Q: The new board at my condominium removed the carpet in the clubhouse and had luxury vinyl flooring installed in its place. Weren’t they required to get owner approval before making this type of change? D.M.
A: Maybe. Replacing carpet with vinyl flooring in the clubhouse will be considered a material alteration. The Florida Condominium Act requires 75% unit owner approval for material alterations unless the governing documents state otherwise. Assuming your condominium association’s governing documents require unit owner approval for material alterations of this type, the new board was likely not permitted to make this flooring change without first seeking and obtaining unit owner approval. I use the term “likely” here because any material alteration analysis is very dependent on the given facts, as there are several “exceptions” which could come into play.
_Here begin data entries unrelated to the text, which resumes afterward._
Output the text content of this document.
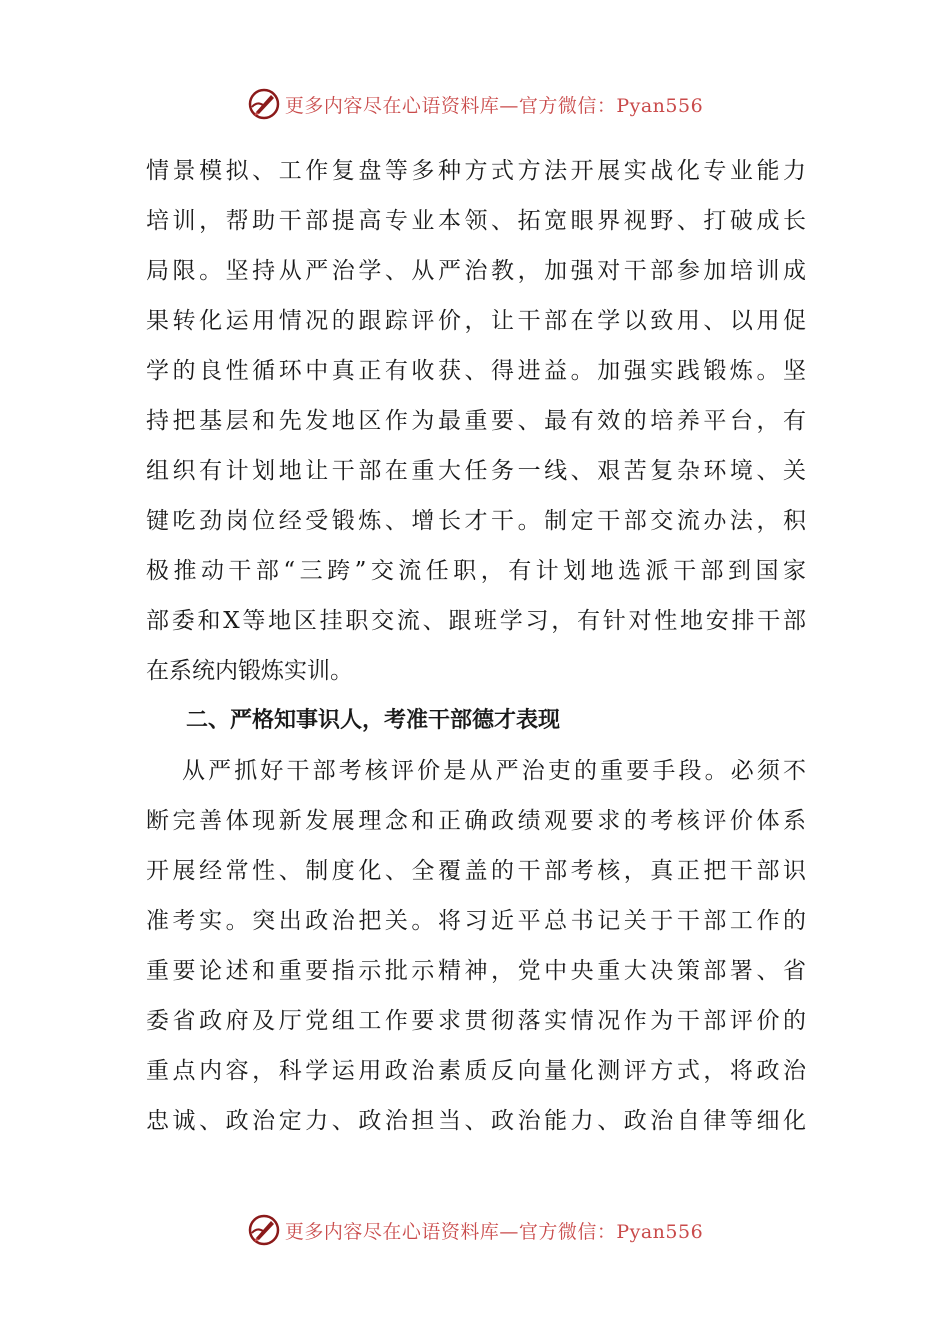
更多内容尽在心语资料库—官方微信：Pyan556
情景模拟、工作复盘等多种方式方法开展实战化专业能力
培训，帮助干部提高专业本领、拓宽眼界视野、打破成长
局限。坚持从严治学、从严治教，加强对干部参加培训成
果转化运用情况的跟踪评价，让干部在学以致用、以用促
学的良性循环中真正有收获、得进益。加强实践锻炼。坚
持把基层和先发地区作为最重要、最有效的培养平台，有
组织有计划地让干部在重大任务一线、艰苦复杂环境、关
键吃劲岗位经受锻炼、增长才干。制定干部交流办法，积
极推动干部“三跨”交流任职，有计划地选派干部到国家
部委和X等地区挂职交流、跟班学习，有针对性地安排干部
在系统内锻炼实训。
二、严格知事识人，考准干部德才表现
从严抓好干部考核评价是从严治吏的重要手段。必须不
断完善体现新发展理念和正确政绩观要求的考核评价体系
开展经常性、制度化、全覆盖的干部考核，真正把干部识
准考实。突出政治把关。将习近平总书记关于干部工作的
重要论述和重要指示批示精神，党中央重大决策部署、省
委省政府及厅党组工作要求贯彻落实情况作为干部评价的
重点内容，科学运用政治素质反向量化测评方式，将政治
忠诚、政治定力、政治担当、政治能力、政治自律等细化
更多内容尽在心语资料库—官方微信：Pyan556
Q: The board of my condominium association raised the regular assessments for this new year by twenty percent and didn’t ask the owners for approval. I thought the condominium act required a board to get unit owner approval if the new budget was 15% higher than the previous budget? T.G.
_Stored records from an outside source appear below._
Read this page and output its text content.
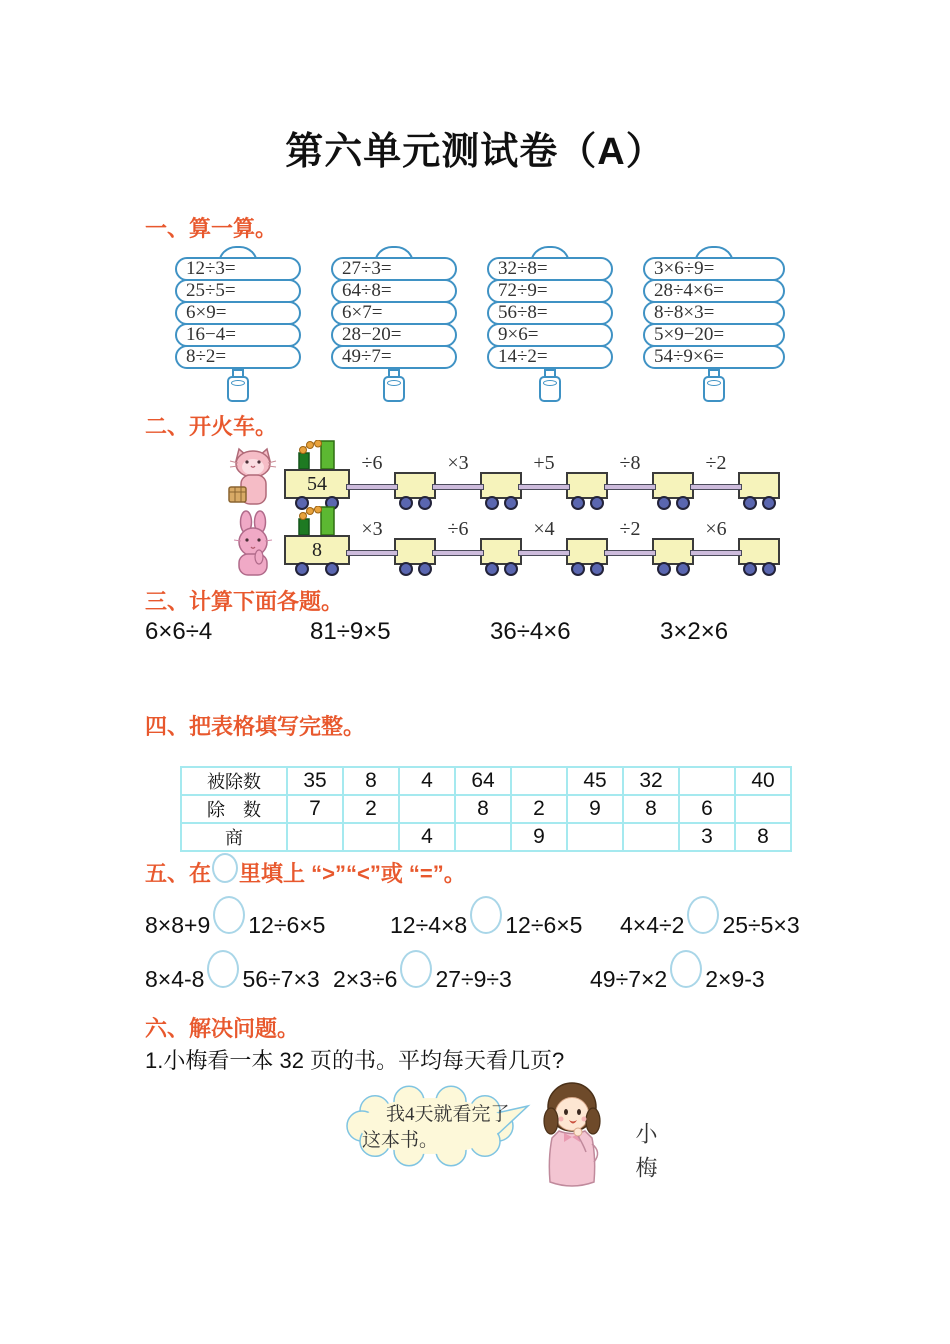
第六单元测试卷（A）
一、算一算。
12÷3=
25÷5=
6×9=
16−4=
8÷2=
27÷3=
64÷8=
6×7=
28−20=
49÷7=
32÷8=
72÷9=
56÷8=
9×6=
14÷2=
3×6÷9=
28÷4×6=
8÷8×3=
5×9−20=
54÷9×6=
二、开火车。
54
÷6	×3	+5	÷8	÷2
8
×3	÷6	×4	÷2	×6
三、计算下面各题。
6×6÷4	81÷9×5	36÷4×6	3×2×6
四、把表格填写完整。
被除数	35	8	4	64		45	32		40
除　数	7	2		8	2	9	8	6	
商			4		9			3	8
五、在 里填上 “>”“<”或 “=”。
8×8+9 12÷6×5	12÷4×8 12÷6×5 4×4÷2 25÷5×3
8×4-8 56÷7×3 2×3÷6 27÷9÷3	49÷7×2 2×9-3
六、解决问题。
1.小梅看一本 32 页的书。平均每天看几页?
我4天就看完了
这本书。	小梅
A: There is a provision in the Florida Condominium Act which addresses budget increases above a certain percentage, but the language is different than your recollection. The statute states that if a board adopts an annual budget which requires assessments against unit owners which exceed 115 percent of assessments for the preceding fiscal year, the board shall conduct a special meeting of the unit owners to consider a substitute budget if the board receives (within 21 days after adoption of the annual budget) a written request for a special meeting from at least 10 percent of all voting interests. The special meeting shall be conducted within 60 days after adoption of the annual budget. The statute goes on to state that at least 14 days prior to such special meeting, the board shall hand deliver to each unit owner, or mail to each unit owner at the address last furnished to the association, a notice of the meeting.
Unit owners may consider and adopt a substitute budget at the special meeting. A substitute budget is adopted if approved by a majority of all voting interests unless the bylaws require adoption by a greater percentage of voting interests. If there is not a quorum at the special meeting or a substitute budget is not adopted, the annual budget previously adopted by the board shall take effect as scheduled.
As you can see, these procedural steps are quite onerous. As such, it has been my experience that this procedural remedy is rarely utilized.